As values rise, people re-Mortgage against that increased value and use the loan to buy more property. In a rising market, they have rising equity and can borrow more and more against that. There have been LLs who have built portfolios of over 100 properties this way.

It is not so easy or even possible to do on this scale when property prices are small or when it’s hard to get mortgages. The end of tax relief in mortgages has also made this much less possible now.

Another way some people grow their portfolio is flipping properties. They buy wrecks cheap and do them up and sell on for much inflated prices. This can also find a buy to let empire and the profit from flipped properties pays the deposit for further properties.
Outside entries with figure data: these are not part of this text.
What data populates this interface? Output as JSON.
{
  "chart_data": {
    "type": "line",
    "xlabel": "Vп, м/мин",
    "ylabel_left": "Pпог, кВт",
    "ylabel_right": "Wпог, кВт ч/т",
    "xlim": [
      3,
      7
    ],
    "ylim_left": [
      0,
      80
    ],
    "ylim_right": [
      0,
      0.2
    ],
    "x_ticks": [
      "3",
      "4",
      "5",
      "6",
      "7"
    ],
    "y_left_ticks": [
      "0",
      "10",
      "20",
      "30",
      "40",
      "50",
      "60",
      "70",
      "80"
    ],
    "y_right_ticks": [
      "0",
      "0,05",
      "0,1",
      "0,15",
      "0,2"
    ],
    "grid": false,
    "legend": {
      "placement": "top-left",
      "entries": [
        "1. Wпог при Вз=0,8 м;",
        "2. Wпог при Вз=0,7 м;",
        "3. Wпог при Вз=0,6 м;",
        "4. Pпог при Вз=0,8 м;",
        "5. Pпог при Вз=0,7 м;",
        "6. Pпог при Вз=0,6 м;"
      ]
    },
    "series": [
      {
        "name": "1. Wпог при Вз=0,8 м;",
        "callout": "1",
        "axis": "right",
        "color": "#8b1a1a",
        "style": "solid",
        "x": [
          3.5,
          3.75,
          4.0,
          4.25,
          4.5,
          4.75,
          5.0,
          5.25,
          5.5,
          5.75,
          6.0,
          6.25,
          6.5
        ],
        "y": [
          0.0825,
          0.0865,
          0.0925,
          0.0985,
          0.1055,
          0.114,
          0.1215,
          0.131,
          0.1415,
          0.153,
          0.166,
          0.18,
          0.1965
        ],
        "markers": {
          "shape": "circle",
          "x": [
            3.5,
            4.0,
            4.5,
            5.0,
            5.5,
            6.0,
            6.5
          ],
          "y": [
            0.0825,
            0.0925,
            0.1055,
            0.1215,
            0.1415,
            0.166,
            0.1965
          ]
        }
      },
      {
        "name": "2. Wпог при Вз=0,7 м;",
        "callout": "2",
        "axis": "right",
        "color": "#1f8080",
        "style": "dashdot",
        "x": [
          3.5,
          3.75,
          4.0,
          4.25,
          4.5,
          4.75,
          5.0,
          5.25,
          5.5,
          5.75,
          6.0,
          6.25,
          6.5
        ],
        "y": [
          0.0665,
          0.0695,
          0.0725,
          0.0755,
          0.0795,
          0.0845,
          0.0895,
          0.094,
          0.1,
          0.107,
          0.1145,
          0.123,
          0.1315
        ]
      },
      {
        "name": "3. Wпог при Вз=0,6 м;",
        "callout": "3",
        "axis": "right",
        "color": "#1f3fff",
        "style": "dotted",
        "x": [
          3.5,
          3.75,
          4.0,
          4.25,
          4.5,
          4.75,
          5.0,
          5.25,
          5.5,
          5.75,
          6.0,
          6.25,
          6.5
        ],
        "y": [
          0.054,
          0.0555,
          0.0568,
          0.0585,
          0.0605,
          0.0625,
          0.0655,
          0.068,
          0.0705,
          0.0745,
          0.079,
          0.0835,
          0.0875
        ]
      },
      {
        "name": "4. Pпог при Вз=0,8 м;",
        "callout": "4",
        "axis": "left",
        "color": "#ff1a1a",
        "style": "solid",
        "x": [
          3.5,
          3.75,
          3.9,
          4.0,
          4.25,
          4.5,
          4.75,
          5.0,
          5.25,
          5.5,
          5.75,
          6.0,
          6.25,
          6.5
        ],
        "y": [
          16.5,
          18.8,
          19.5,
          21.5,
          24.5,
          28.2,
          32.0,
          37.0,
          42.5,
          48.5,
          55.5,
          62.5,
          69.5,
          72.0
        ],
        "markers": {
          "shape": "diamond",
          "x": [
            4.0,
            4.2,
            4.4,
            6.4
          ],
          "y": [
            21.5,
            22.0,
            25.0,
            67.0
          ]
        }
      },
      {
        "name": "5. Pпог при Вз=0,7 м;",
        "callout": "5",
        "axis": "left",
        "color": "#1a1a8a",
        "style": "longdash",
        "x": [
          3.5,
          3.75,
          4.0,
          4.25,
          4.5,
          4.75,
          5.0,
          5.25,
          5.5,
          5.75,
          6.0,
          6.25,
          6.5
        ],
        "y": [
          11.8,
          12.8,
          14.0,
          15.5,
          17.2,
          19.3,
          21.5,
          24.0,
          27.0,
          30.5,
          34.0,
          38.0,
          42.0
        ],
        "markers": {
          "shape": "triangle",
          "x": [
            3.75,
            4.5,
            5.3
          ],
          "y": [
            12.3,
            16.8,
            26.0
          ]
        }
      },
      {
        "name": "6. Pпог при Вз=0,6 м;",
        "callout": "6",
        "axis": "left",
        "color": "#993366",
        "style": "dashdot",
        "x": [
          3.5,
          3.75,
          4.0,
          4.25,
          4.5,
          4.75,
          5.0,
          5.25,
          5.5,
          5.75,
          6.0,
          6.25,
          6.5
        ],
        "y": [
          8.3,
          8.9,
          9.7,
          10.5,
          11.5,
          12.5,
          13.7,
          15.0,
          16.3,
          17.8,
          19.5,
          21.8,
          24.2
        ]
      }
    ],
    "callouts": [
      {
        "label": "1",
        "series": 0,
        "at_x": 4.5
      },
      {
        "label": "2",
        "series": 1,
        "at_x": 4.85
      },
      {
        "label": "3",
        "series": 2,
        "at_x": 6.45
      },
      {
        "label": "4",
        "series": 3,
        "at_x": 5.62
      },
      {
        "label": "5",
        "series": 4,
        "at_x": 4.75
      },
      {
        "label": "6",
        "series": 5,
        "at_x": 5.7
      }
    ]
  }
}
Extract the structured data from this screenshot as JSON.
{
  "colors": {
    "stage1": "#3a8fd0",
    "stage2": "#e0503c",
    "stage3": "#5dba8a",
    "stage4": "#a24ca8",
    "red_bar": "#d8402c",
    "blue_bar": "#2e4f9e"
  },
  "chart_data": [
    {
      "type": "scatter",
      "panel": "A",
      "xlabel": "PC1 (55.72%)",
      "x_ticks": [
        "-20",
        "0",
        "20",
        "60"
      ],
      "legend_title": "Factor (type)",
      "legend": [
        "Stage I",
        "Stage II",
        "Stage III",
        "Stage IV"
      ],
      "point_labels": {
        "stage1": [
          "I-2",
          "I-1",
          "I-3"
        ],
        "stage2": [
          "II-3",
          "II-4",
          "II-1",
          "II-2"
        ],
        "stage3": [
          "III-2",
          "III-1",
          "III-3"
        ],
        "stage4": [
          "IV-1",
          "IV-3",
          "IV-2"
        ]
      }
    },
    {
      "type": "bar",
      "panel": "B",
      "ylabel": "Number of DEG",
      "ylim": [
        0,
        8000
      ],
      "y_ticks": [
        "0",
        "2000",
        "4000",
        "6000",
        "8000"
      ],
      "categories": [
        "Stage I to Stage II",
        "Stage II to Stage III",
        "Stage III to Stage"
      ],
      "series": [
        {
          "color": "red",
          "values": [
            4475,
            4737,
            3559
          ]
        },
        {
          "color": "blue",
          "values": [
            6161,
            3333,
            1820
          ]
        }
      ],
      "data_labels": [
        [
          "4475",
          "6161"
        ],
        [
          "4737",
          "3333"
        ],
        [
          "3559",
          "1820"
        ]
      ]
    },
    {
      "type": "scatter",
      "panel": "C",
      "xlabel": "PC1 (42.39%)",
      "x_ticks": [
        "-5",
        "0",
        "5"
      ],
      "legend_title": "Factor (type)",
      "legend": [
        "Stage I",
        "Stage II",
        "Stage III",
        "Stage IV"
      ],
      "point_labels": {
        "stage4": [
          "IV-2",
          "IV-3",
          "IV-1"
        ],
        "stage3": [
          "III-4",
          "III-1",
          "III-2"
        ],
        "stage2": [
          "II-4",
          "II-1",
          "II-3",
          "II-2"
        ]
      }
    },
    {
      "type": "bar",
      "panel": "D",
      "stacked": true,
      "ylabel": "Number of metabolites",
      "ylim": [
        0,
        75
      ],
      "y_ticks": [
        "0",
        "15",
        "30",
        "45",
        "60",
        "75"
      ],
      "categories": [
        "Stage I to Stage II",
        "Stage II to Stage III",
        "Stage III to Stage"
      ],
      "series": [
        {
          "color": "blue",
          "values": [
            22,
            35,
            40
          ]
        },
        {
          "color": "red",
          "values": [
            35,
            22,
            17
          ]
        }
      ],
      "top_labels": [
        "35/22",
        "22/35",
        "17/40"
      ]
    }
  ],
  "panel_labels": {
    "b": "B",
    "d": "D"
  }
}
Annasgirl · 10/05/2021 18:20

It is a business. They treat it like a business. In the same way as someone can start any business and succeed or fail, but you generally only hear from the successful ones. So you will hear all about Jim who bought a BTL and now has 50 if them, but not about John who bought a BTL then another, the market crashed, John lost his job and then they were repossessed. As the first poster said, with the current relationship between wages and property prices, you won't do it on the average industrial wage any more. But in the 1970's it was very common where I live for a policeman to have a portfolio of BTL's.

Now the only people I know who do this are from very wealthy families.

SadAboutSD · 13/05/2021 18:35

@cunningplan101
Thanks, interesting links.

So a BTL owned outright (no mortgage)would bring immediate income but over time shares would still do better?
As you said, certainly simpler to understand!